There’s one insurmountable problem facing researchers: No one has ever attempted a trip to Mars. Sure, we know that the journey would necessarily entail being crammed in a ship much smaller than the International Space Station (ISS) for two to three years with little communication to family or mission control. But intellectualizing those conditions and experiencing them are very different. That’s not to say space agencies haven’t conducted long-term experiments to simulate the conditions, such as HERA at the Johnson Space Center, or HI-SEAS on the top of the Mauna Loa volcano in Hawaii, where simulations have lasted up to a year.
“It was a bit overwhelming at first,” saidMartha Lenio, commander of the HI-SEAS mission. “We didn’t really know where to look or what to say. Having all these people around is a bit difficult.”
The main limitation of studies like this is the absence of real danger. The participants know that they’ll be evacuated from the experiment if anything goes wrong, a luxury that can’t be afforded to astronauts traveling millions of miles from Earth.
Even the ISS can’t adequately replicate a Mars journey, considering it’s about the size of a four-story house, communication is instantaneous, and the Earth is constantly in sight.
It’s for these reasons NASA is trying to learn more about how it can select astronauts who won’t only be able to endure the journey on a personal level, but also work effectively as part of a team. Using the Big 5 model of personality, researchers have developed a broad model of personality traits that seem to predict success in space.
“The suggested personality profile includes high emotional stability, moderately high to high agreeableness, moderate openness to experience with a range of acceptable scores, a range of acceptable conscientiousness scores that are above a determined minimum value, and a range of low to moderately high extraversion that avoids very high scores,” the authors wrote.
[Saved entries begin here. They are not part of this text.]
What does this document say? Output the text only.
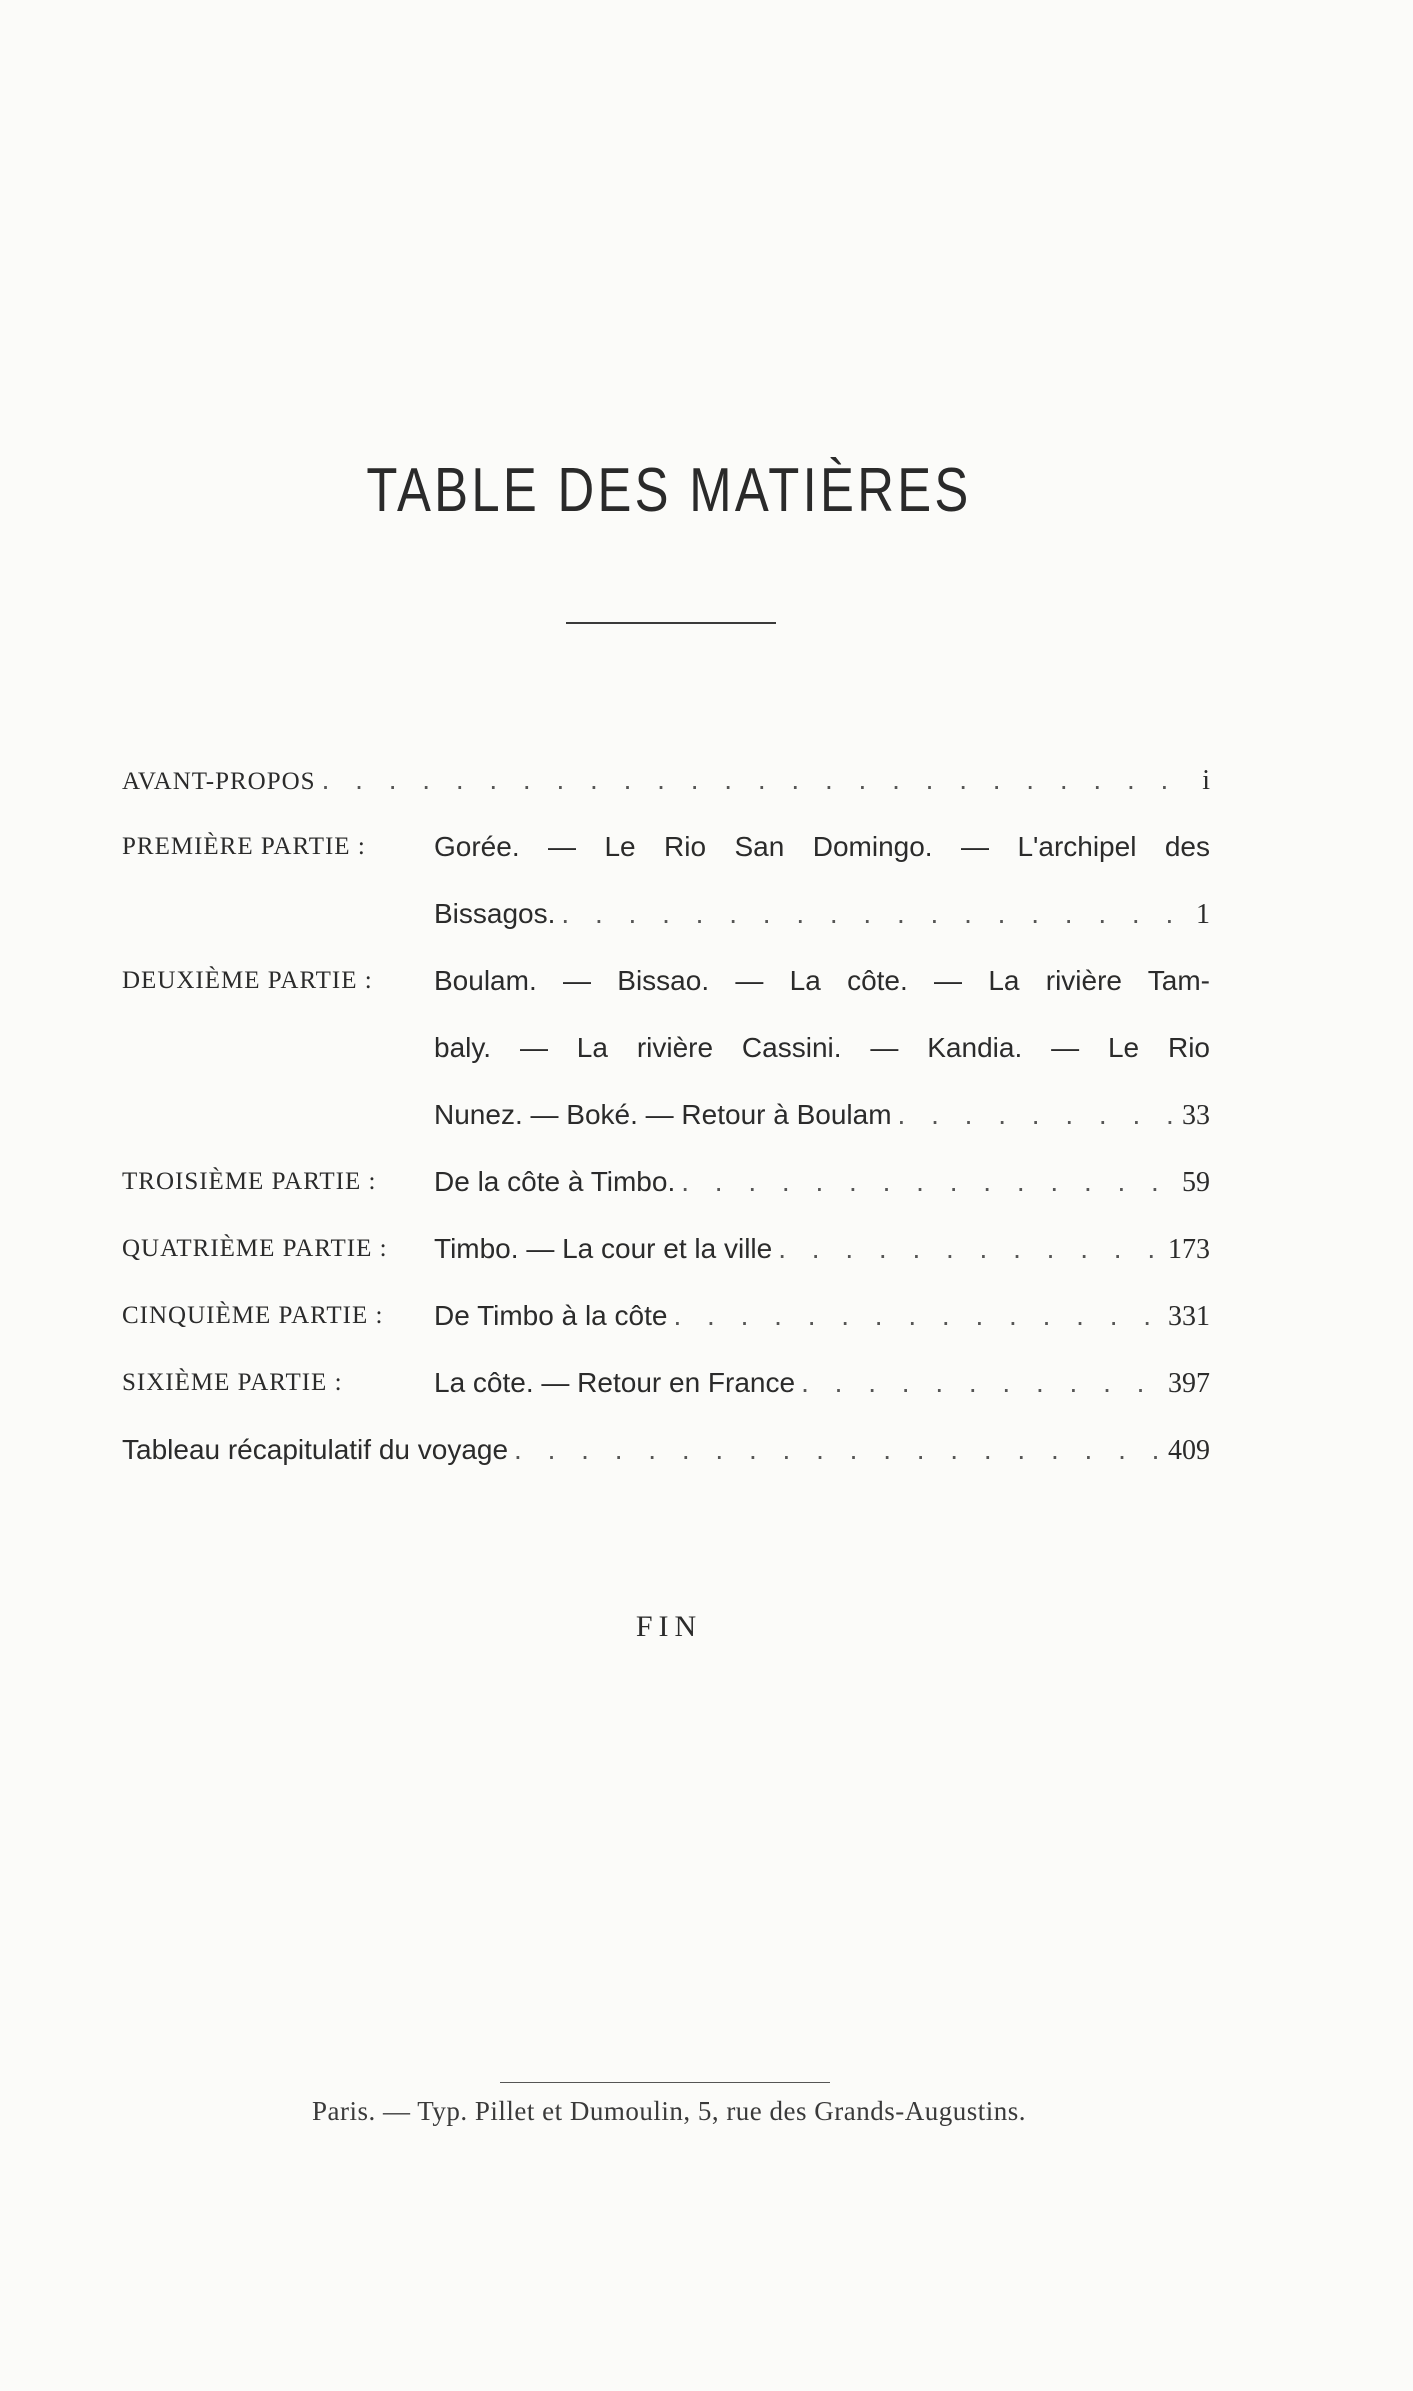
TABLE DES MATIÈRES
AVANT-PROPOS . . .	i
PREMIÈRE PARTIE : Gorée. — Le Rio San Domingo. — L'archipel des
Bissagos. . . .	1
DEUXIÈME PARTIE : Boulam. — Bissao. — La côte. — La rivière Tam-
baly. — La rivière Cassini. — Kandia. — Le Rio
Nunez. — Boké. — Retour à Boulam . . .	33
TROISIÈME PARTIE : De la côte à Timbo. . . .	59
QUATRIÈME PARTIE : Timbo. — La cour et la ville . . .	173
CINQUIÈME PARTIE : De Timbo à la côte . . .	331
SIXIÈME PARTIE :	La côte. — Retour en France . . .	397
Tableau récapitulatif du voyage . . .	409
FIN
Paris. — Typ. Pillet et Dumoulin, 5, rue des Grands-Augustins.
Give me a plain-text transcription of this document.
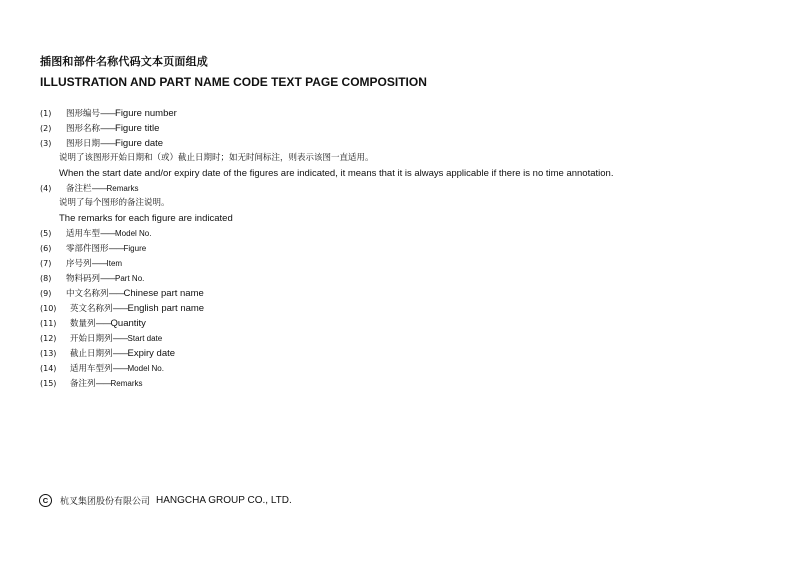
插图和部件名称代码文本页面组成
ILLUSTRATION AND PART NAME CODE TEXT PAGE COMPOSITION
(1) 图形编号——Figure number
(2) 图形名称——Figure title
(3) 图形日期——Figure date
说明了该图形开始日期和（或）截止日期时；如无时间标注，则表示该图一直适用。
When the start date and/or expiry date of the figures are indicated, it means that it is always applicable if there is no time annotation.
(4) 备注栏——Remarks
说明了每个图形的备注说明。
The remarks for each figure are indicated
(5) 适用车型——Model No.
(6) 零部件图形——Figure
(7) 序号列——Item
(8) 物料码列——Part No.
(9) 中文名称列——Chinese part name
(10) 英文名称列——English part name
(11) 数量列——Quantity
(12) 开始日期列——Start date
(13) 截止日期列——Expiry date
(14) 适用车型列——Model No.
(15) 备注列——Remarks
C	杭叉集团股份有限公司 HANGCHA GROUP CO., LTD.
Isolation experiments conducted in the Antarctic also found that “individuals with greater resilience, adaptability, and team orientation used appropriate stress- and problem-coping strategies, allowing them to adapt to changing events, integrate successfully into a group, and function well in a team.”
Interestingly, a good sense of humor is also important.
“Humor, which stems from personality and may be influenced by cultural factors, is often cited as a benefit by spaceflight and analog teams, although sometimes it can cause friction. Crews in HERA and astronauts aboard the ISS report that appropriate affiliative humor is a key factor in crew compatibility, conflict resolution, and coping,” the authors wrote, adding that one astronaut reported in a journal that “humor and joking around continue to be huge assets and quickly defuse any problems.”
Further research needs to be conducted to better understand how space agencies can best build astronauts teams for long-term missions, the authors wrote.
“Monitoring tools with feedback mechanisms and intelligent support approaches (e.g., adaptive training) need to be developed and scientifically validated to provide data-driven technological support for spaceflight teams. These tools will enable high performing teams to succeed in the ICE environment of long-duration space exploration missions.”